Home Hospitality U.S. Hotel Performance Reflects Seasonal Levels — LODGING

U.S. Hotel Performance Reflects Seasonal Levels — LODGING


HENDERSONVILLE, Tennessee—Reflecting post-holiday seasonal performance levels, overall U.S. hotel performance fell from the previous week, according to STR’s latest data through January 8, 2021.

U.S. Hotel Performance

January 2-8, 2022

Percentage change from 2019 comparable week
Occupancy: 45.4 percent (down 14.9 percent)
ADR: $119.92 (down 4.8 percent)
RevPAR: $54.47 (down 19.0 percent)

Occupancy fell week-over-week because of a slowdown in leisure demand and a continued absence of business travel due to New Year holidays falling on a weekend. While ADR also dropped from an all-time high the previous week, the metric came in at roughly 95 percent of the 2019 comparable.

While none of the Top 25 Markets recorded an occupancy increase over 2019, Dallas came closest to its pre-pandemic comparable (down 6.6 percent to 55.1 percent).

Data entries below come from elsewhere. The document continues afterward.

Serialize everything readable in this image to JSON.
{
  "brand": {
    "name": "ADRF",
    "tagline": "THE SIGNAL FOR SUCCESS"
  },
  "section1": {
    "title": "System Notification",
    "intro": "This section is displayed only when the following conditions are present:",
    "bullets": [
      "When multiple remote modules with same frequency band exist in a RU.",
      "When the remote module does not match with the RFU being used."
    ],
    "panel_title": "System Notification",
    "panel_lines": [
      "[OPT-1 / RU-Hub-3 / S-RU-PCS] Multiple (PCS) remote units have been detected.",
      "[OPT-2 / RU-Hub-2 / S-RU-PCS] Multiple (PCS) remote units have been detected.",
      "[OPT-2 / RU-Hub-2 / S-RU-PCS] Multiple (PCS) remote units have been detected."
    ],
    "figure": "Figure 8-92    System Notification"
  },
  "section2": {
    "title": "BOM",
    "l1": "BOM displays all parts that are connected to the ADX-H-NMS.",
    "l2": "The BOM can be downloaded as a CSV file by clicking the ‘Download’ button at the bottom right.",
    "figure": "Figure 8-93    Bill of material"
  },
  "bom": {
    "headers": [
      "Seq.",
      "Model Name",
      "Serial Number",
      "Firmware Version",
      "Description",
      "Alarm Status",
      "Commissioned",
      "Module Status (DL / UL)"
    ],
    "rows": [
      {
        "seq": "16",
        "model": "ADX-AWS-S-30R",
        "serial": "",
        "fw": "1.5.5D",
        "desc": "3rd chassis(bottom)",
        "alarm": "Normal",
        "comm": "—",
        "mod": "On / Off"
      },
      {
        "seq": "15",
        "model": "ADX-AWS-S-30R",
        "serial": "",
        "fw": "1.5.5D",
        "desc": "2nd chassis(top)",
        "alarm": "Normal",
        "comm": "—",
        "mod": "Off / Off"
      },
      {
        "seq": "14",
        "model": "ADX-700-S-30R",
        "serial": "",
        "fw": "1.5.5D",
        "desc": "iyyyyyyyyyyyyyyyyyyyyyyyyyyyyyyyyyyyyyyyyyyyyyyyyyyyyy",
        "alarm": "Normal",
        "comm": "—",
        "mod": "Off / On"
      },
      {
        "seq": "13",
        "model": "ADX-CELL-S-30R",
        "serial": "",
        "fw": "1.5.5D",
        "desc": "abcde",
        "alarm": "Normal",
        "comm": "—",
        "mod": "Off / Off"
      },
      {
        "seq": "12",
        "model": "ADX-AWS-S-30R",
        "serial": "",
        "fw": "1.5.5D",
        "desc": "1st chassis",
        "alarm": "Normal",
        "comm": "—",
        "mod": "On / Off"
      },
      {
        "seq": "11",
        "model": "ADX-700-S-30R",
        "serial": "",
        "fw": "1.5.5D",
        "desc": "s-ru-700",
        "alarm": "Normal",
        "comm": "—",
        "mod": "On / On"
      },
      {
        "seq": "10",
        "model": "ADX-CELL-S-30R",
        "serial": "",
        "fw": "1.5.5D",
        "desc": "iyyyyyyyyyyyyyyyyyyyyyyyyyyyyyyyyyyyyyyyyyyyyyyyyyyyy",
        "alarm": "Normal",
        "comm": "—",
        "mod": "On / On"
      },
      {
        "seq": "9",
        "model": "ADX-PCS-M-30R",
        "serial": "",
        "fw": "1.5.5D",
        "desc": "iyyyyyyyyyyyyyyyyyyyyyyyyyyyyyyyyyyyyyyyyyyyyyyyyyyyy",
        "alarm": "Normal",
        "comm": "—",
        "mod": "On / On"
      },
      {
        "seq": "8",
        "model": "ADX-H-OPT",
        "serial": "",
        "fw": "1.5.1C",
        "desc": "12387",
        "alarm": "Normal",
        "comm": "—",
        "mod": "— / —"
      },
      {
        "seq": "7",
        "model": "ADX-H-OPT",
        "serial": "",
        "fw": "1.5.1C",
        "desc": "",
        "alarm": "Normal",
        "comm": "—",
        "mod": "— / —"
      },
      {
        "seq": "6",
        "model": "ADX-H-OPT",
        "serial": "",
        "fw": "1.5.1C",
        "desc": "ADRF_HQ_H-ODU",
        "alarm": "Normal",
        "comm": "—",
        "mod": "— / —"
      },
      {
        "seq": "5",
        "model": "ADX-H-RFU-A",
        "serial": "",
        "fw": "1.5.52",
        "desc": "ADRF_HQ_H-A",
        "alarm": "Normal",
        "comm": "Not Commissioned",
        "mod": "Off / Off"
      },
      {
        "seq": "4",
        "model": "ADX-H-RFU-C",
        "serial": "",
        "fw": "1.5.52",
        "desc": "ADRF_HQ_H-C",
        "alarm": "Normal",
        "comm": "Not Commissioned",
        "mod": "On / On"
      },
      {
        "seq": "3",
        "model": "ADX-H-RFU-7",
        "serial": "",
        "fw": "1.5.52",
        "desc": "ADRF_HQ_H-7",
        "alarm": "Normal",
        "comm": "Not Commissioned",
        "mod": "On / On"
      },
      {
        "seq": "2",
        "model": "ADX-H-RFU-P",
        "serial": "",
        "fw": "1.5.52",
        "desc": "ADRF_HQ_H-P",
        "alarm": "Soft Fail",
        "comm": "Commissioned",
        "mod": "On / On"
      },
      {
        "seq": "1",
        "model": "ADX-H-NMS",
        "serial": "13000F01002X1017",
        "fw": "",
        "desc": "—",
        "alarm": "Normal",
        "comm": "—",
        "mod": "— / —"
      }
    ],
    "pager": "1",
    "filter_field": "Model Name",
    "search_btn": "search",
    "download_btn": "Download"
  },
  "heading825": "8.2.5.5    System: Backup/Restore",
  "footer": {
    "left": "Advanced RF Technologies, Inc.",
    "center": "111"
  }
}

San Francisco/San Mateo experienced the largest occupancy decrease from 2019 (down 52.9 percent to 36.8 percent). The steep decline was due to the market hosting the College Football Playoff National Championship during the corresponding week in 2019.

Miami registered the largest ADR increase (up 26.1 percent to $269.73).

The steepest RevPAR deficits were in San Francisco/San Mateo (down 87.0 percent to $52.23) and Atlanta (down 45.0 percent to $47.80).